As they endeavor to reform our current housing finance system, lawmakers in Congress should abide by one of the fundamental tenets of the Hippocratic Oath: Do no harm. Buteliminating Fannie Mae and Freddie Mac – and the government guarantee they represent – while relying on the power of free markets to govern housing finance will harm our current system and lead to a wave of unintended consequences detrimental to vulnerable populations. Without a government guarantee, most economists predict the demise of the 30 year fixed, which I’ve noted is the bedrock of our affordable homeownership program.
To illustrate the consequence, the difference in monthly interest payments between a 30 and 15 year fixed rate mortgage of $180,000 (our typical loan size) is approximately $400 – an amount that would be impossible for our borrowers to make up.
2. Second, meaningful social change cannot simply be legislated. America’s housing and healthcare systems are the 2 largest and most intransigent of our social institutions. But as we’ve witnessed with the health care debacle, any level of significant change imposed by government is fraught with risk. This does not suggest Do Nothing, but rather do the right things, and perhaps the smaller things that can be implemented quickly and leveraged for real impact.
Neither the public nor private sector alone is capable of establishing a housing finance system that is both efficient and equitable. The system must also include the nonprofit sector, whose local housing agencies and regional intermediaries play pivotal roles in ensuring that the interests of the underserved are represented at the neighborhood level. For any plan to achieve intended impact and sustainability, all 3 sectors – public, private, and nonprofit – must be involved.
3. What can be done? Beyond the sweeping changes being introduced by the PATH Act, let me offer 3 tactical suggestions that focus on increasing affordable homeownership without increasing systemic risk.
* A re-evaluation of the consumer credit reporting process is overdue. Our current FICO-driven system emphasizes speed over accuracy – which results in credit profiles that often undermine a borrower’s true ability to repay a loan, particularly those with low incomes. The non-traditional credit report, which tracks cash transactions, is one approach but there are several others to be considered.

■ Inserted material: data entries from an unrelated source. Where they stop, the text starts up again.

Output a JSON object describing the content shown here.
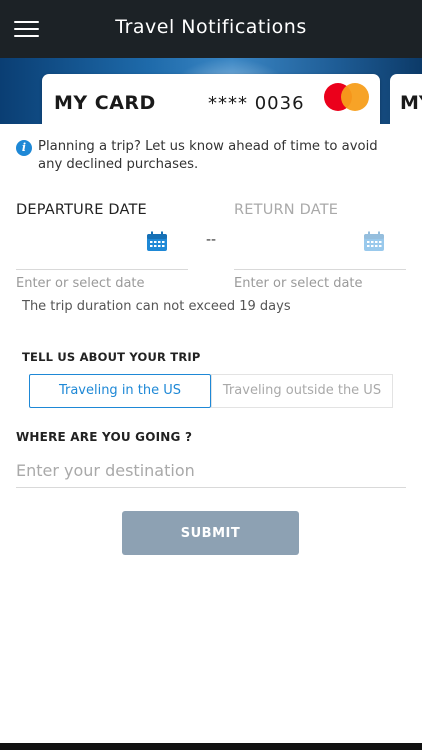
{
  "header": {
    "title": "Travel Notifications",
    "menu_icon": "hamburger-menu-icon",
    "background": "#1c2226"
  },
  "cards": [
    {
      "name": "MY CARD",
      "number": "**** 0036",
      "network_icon": "mastercard-logo"
    },
    {
      "name": "MY"
    }
  ],
  "info": {
    "icon": "info-icon",
    "text": "Planning a trip? Let us know ahead of time to avoid any declined purchases."
  },
  "dates": {
    "departure_label": "DEPARTURE DATE",
    "return_label": "RETURN DATE",
    "separator": "--",
    "departure_hint": "Enter or select date",
    "return_hint": "Enter or select date",
    "calendar_icon": "calendar-icon",
    "duration_note": "The trip duration can not exceed 19 days"
  },
  "trip": {
    "label": "TELL US ABOUT YOUR TRIP",
    "options": [
      {
        "label": "Traveling in the US",
        "selected": true
      },
      {
        "label": "Traveling outside the US",
        "selected": false
      }
    ]
  },
  "destination": {
    "label": "WHERE ARE YOU GOING ?",
    "placeholder": "Enter your destination",
    "value": ""
  },
  "submit": {
    "label": "SUBMIT",
    "color": "#8da1b3"
  },
  "colors": {
    "accent": "#1e88d6",
    "banner": "#1e6aaa"
  }
}
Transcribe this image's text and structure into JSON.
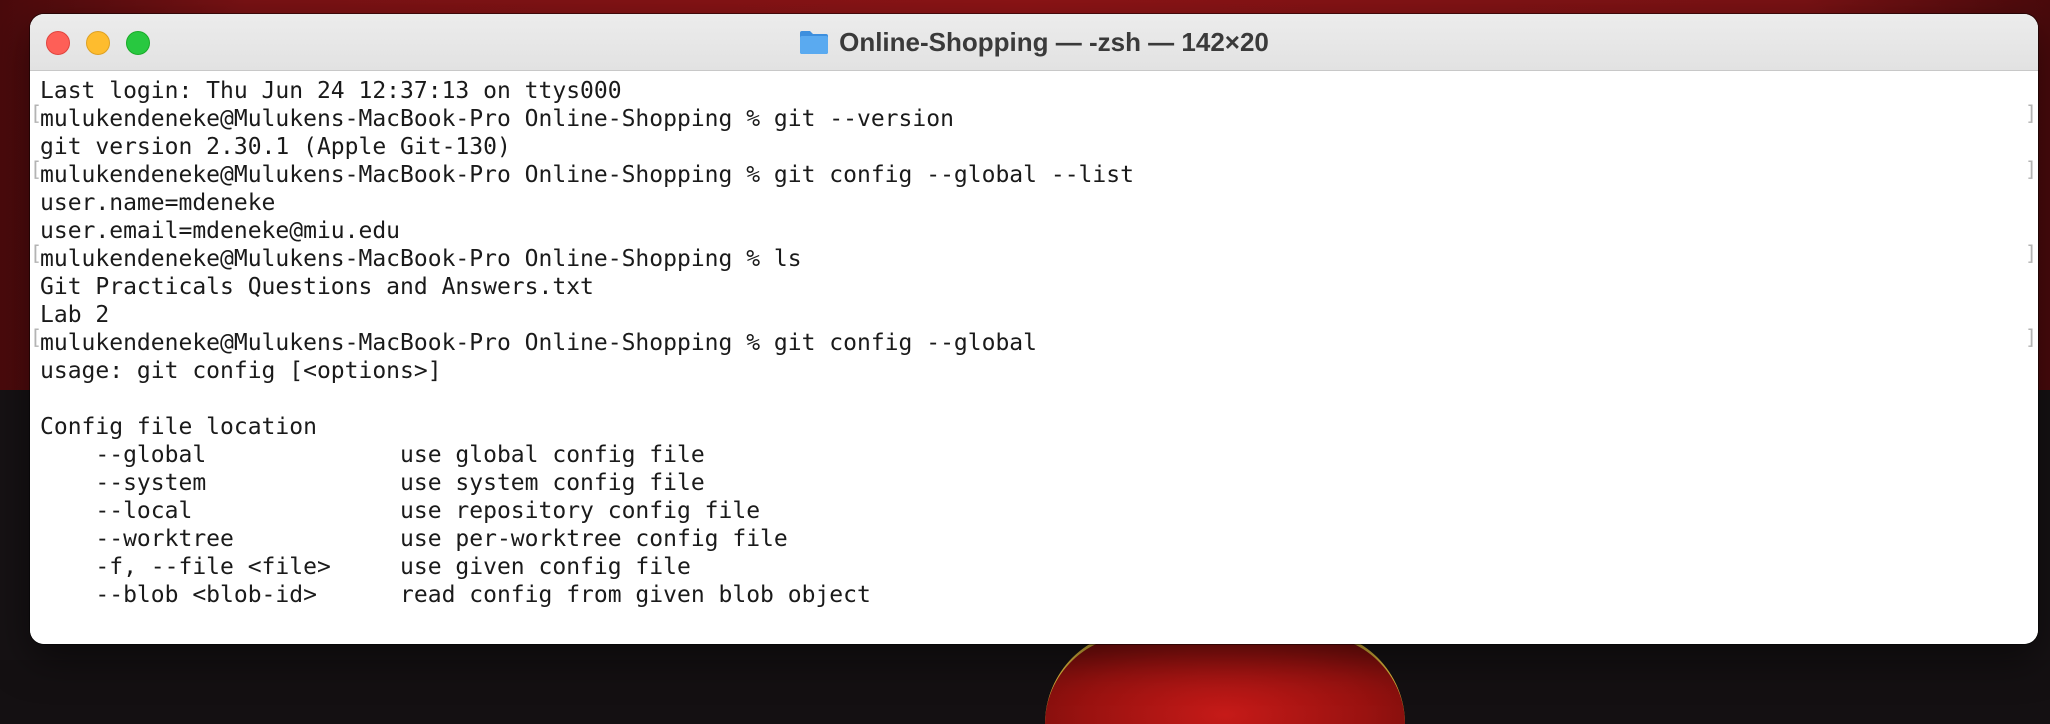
{
  "window": {
    "title": "Online-Shopping — -zsh — 142×20",
    "folder_icon": "folder-icon",
    "buttons": {
      "close": "close-button",
      "minimize": "minimize-button",
      "zoom": "zoom-button"
    },
    "colors": {
      "close": "#fe5f57",
      "minimize": "#febc2e",
      "zoom": "#28c840",
      "folder": "#5aaaf0"
    }
  },
  "terminal": {
    "lines": [
      "Last login: Thu Jun 24 12:37:13 on ttys000",
      "mulukendeneke@Mulukens-MacBook-Pro Online-Shopping % git --version",
      "git version 2.30.1 (Apple Git-130)",
      "mulukendeneke@Mulukens-MacBook-Pro Online-Shopping % git config --global --list",
      "user.name=mdeneke",
      "user.email=mdeneke@miu.edu",
      "mulukendeneke@Mulukens-MacBook-Pro Online-Shopping % ls",
      "Git Practicals Questions and Answers.txt",
      "Lab 2",
      "mulukendeneke@Mulukens-MacBook-Pro Online-Shopping % git config --global",
      "usage: git config [<options>]",
      "",
      "Config file location",
      "    --global              use global config file",
      "    --system              use system config file",
      "    --local               use repository config file",
      "    --worktree            use per-worktree config file",
      "    -f, --file <file>     use given config file",
      "    --blob <blob-id>      read config from given blob object"
    ],
    "mark_open": "[",
    "mark_close": "]"
  }
}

* Explore the role of CDFI’s (Community Development Financial Institutions) as mortgage lenders. CDFI’s serve as an important source of capital for community development activities including day care, health care, small business, charter schools, and housing development. But CDFI’s are also uniquely positioned to play an expanded role in addressing the mortgage needs of those with low and moderate incomes. Joining the Federal Home Loan Bank provides one direct way for CDFI’s to raise sufficient capital to lend at scale.
* My last recommendation to help reform the current housing finance system is to embed pre-purchase homeownership counseling and education into the home buying process. Make it mandatory that all first-time homebuyers, regardless of income level, enroll in and complete a pre-purchase homeownership program, whether in-person or online. Maintaining a fully informed, financially literate consumer sector is one of our best safeguards to ensure a housing finance system that is both fair and sustainable.
Thank you for this invitation to share our views – we at the New York Mortgage Coalition would welcome the opportunity to stay involved in this discussion and serve on any task force or committee that is charged with reviewing these issues in greater depth. Thank you.